Support for this project was provided, in part, by National Institute of Mental Health (NIMH) Grant MH-48343 to MHT.
M-MAT™ technology is licensed by McLean Hospital to BioBehavioral Diagnostic Company (BDC). Dr. Teicher has the potential to receive a portion of the royalties that might be paid to McLean from the use of M-MAT™, in compliance with guidelines established by Harvard Medical School to minimize conflict of interest in clinical research. Dr. Teicher has no equity interest in BDC and holds no management position. Dr.
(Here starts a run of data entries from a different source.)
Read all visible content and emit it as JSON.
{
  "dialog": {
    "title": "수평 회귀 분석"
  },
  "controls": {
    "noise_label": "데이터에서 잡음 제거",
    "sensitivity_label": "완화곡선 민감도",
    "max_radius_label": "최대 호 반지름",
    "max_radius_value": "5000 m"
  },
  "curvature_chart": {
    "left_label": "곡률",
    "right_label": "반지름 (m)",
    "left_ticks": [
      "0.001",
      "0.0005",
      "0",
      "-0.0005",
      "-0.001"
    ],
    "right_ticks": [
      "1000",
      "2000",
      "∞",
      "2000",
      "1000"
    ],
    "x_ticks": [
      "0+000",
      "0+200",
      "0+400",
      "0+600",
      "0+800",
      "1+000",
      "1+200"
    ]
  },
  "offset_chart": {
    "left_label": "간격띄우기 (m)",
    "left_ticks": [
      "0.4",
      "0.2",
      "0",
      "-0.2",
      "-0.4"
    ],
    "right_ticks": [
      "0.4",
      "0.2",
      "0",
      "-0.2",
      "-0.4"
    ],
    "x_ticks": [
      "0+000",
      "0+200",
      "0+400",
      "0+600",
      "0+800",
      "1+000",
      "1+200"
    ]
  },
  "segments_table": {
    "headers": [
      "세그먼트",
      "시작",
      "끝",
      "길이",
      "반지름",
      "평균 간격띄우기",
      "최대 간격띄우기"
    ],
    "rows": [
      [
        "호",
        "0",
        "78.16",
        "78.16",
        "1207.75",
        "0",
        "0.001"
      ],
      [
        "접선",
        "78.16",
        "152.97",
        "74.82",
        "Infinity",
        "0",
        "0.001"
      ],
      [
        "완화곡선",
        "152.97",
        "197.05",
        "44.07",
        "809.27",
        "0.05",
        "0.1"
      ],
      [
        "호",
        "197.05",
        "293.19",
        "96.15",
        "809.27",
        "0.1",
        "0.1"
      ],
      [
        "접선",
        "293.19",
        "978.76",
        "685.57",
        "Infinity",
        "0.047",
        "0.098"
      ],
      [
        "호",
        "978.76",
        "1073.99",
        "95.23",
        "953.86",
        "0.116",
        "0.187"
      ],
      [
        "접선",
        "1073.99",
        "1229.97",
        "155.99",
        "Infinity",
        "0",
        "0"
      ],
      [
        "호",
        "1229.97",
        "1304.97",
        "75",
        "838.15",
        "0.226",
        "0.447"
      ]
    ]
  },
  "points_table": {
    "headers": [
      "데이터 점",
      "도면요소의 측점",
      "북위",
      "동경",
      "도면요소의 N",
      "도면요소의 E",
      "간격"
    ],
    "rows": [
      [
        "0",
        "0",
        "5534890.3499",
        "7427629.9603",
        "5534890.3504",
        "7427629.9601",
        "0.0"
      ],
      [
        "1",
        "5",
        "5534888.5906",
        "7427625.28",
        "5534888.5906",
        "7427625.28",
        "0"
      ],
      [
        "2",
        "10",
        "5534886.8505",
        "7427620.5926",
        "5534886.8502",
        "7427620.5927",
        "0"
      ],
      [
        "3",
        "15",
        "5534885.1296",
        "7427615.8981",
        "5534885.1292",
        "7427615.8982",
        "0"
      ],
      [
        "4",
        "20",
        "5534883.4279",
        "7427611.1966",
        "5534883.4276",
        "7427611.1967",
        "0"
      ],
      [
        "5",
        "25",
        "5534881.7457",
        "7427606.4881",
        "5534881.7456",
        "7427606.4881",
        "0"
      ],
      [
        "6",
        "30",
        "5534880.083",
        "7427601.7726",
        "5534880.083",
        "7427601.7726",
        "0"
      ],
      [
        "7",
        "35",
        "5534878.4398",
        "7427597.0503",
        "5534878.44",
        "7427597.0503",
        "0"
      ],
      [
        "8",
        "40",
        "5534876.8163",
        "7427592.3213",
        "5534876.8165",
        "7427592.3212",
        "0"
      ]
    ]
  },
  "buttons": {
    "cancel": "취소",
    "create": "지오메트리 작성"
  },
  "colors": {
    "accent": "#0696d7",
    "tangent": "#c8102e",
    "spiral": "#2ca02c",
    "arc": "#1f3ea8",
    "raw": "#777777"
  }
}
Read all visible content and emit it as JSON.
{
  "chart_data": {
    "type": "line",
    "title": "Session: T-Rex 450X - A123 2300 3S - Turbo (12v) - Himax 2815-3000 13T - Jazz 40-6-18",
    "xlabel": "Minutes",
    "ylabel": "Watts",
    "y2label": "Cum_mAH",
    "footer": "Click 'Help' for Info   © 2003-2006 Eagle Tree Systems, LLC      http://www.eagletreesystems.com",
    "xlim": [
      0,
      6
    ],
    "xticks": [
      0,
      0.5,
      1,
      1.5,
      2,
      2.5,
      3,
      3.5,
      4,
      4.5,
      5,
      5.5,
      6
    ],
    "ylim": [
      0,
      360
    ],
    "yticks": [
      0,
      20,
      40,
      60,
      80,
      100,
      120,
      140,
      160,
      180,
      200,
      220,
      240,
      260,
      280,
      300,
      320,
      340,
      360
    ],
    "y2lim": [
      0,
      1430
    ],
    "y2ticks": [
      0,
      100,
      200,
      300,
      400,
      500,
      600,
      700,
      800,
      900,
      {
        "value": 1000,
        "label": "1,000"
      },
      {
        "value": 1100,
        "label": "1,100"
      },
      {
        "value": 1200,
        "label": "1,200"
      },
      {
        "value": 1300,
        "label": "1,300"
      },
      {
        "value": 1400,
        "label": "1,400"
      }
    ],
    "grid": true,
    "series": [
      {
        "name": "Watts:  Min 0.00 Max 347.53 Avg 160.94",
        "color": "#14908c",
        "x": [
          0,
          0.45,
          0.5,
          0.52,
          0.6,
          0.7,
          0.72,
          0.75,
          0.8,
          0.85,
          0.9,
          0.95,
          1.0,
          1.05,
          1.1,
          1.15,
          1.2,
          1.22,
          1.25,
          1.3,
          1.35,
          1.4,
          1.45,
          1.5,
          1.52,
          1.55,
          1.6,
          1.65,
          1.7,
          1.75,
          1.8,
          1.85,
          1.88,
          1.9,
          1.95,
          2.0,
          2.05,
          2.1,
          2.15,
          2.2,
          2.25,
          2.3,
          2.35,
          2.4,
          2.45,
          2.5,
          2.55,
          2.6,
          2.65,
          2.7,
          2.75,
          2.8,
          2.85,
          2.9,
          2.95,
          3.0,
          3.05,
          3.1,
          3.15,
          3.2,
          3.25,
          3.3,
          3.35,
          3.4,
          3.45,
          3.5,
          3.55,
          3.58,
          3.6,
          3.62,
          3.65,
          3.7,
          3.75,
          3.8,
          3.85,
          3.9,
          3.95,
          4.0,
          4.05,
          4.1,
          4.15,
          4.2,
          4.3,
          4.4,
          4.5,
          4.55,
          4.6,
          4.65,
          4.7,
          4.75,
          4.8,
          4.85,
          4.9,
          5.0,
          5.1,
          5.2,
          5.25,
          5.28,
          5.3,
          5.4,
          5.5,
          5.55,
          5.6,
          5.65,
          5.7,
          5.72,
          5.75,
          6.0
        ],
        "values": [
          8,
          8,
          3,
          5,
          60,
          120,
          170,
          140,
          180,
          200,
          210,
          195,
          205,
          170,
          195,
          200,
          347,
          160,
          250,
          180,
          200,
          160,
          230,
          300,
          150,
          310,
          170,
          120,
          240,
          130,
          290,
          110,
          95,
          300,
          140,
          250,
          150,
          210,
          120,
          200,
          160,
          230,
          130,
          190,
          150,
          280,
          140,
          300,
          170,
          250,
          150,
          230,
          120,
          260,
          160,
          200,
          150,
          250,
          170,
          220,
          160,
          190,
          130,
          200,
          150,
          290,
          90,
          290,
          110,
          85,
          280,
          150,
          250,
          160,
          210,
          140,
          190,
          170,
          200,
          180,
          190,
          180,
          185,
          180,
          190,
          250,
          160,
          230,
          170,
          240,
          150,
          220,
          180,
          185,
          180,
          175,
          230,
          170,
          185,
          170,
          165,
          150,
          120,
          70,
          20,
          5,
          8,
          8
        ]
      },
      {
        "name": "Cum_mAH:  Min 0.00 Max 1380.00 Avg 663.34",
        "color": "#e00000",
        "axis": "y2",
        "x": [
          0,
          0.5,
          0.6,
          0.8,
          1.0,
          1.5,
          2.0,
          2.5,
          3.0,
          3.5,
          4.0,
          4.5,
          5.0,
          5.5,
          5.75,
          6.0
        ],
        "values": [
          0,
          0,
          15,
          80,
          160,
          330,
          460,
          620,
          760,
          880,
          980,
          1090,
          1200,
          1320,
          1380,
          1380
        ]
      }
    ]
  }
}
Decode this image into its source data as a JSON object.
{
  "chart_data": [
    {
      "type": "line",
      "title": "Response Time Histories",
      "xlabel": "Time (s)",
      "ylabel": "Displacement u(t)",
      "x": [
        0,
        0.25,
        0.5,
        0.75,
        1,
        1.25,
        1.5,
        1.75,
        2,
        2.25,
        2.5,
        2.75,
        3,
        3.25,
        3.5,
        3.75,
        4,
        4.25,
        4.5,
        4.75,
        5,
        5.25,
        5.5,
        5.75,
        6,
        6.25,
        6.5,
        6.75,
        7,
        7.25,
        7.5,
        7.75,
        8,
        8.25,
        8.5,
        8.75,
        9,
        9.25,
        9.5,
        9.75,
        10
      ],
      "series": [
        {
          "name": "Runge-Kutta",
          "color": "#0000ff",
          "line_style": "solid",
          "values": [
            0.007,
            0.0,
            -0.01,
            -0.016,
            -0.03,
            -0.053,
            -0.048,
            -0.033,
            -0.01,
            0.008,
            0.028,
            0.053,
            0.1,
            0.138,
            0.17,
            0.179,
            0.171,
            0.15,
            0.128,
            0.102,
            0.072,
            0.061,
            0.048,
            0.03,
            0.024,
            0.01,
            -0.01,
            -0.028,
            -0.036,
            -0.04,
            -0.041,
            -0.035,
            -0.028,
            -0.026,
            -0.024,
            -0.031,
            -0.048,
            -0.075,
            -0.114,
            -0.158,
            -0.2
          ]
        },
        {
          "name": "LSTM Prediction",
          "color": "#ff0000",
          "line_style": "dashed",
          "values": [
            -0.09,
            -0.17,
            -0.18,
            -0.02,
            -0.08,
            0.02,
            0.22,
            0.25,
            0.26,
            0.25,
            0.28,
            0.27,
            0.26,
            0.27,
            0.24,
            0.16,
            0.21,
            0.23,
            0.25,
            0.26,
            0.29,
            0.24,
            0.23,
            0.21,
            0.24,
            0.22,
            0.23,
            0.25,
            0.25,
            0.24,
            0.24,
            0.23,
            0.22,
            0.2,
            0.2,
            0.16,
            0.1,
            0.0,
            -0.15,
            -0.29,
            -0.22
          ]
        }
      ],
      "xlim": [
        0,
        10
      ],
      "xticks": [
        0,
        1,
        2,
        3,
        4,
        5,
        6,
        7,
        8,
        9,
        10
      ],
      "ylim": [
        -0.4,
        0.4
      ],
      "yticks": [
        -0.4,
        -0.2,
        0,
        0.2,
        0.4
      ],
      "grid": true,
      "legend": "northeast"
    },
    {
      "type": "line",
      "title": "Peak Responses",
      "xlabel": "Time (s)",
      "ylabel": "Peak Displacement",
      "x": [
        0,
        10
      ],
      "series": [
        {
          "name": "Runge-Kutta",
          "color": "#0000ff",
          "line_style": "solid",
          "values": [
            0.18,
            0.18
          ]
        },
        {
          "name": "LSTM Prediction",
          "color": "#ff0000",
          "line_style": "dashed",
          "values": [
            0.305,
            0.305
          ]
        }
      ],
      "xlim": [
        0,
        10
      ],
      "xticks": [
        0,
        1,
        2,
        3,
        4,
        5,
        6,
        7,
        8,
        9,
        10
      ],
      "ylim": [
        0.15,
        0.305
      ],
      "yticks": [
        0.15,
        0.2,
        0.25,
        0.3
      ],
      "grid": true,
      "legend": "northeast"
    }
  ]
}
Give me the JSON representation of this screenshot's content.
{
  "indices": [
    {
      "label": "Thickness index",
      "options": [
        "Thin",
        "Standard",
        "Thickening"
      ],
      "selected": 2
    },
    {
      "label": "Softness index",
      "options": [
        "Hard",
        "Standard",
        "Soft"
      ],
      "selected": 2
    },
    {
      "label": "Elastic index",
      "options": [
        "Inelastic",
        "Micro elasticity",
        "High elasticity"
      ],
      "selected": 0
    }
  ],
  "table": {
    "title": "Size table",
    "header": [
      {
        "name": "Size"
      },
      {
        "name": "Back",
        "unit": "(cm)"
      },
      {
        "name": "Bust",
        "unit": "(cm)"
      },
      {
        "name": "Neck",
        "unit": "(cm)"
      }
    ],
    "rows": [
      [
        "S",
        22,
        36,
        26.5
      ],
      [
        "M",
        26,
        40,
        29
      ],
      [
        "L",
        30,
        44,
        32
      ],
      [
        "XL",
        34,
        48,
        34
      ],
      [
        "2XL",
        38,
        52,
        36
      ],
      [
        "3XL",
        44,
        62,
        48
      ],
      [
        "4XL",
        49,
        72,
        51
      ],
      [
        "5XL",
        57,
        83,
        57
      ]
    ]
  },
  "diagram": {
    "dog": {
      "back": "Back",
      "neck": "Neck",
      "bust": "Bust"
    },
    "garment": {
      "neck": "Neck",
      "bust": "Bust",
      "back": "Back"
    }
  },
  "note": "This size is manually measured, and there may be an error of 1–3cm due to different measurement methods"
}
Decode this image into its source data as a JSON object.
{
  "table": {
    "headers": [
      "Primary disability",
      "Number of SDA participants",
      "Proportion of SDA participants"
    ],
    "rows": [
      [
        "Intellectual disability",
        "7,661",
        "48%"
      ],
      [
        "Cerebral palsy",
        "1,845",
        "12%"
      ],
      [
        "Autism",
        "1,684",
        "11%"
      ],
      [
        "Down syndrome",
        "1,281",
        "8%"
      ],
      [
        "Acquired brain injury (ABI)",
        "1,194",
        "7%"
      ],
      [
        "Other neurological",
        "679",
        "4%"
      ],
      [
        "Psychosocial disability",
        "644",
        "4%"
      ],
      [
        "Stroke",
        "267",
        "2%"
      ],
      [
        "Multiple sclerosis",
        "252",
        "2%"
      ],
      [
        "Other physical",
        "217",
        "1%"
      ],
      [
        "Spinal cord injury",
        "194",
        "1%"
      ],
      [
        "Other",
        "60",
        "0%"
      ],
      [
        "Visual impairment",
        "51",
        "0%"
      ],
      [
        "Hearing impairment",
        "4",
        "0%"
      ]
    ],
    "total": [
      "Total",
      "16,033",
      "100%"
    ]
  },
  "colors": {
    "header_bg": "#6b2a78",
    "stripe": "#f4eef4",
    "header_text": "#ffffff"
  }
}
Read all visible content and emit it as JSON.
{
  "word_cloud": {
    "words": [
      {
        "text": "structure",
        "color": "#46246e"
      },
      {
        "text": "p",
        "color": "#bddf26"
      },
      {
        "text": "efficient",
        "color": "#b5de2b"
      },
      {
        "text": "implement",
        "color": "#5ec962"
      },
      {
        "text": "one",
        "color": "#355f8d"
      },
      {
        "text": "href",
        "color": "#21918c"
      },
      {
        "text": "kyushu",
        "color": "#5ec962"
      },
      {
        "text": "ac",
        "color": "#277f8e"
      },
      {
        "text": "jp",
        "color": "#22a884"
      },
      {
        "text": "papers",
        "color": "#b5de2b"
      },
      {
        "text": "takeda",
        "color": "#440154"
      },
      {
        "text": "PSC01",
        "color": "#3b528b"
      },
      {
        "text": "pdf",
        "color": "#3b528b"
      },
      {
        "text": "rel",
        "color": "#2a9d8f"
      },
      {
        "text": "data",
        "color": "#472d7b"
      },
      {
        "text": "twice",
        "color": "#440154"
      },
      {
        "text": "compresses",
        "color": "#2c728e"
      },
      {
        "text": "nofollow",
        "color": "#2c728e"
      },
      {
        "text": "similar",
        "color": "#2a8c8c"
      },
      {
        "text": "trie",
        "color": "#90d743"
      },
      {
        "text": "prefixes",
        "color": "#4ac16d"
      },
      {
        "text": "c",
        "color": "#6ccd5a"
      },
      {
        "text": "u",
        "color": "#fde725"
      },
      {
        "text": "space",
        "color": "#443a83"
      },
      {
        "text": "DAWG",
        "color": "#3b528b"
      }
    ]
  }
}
Teicher has been reimbursed by BDC for travel expenses incurred to present results of research on M-MAT™, is currently receiving funding from BDC for new research relating to M-MAT™, and has received consulting fees that fall within the de minimis guidelines established by Harvard Medical School and Partners Health Care. BDC did not support this work and had no input into the design, analysis or reporting of results.
Dr. Teicher also receives research support, as a component of an NIMH SBIR award, from Ambulatory Monitoring Inc., to investigate use of a feedback actigraph in treatment of children with ADHD. Dr. Teicher does not receive any funding, consulting or speaking fees from pharmaceutical companies.
Dr. Ann Polcari and Ms. Cynthia McGreenery have no conflicts of interest or financial ties to disclose.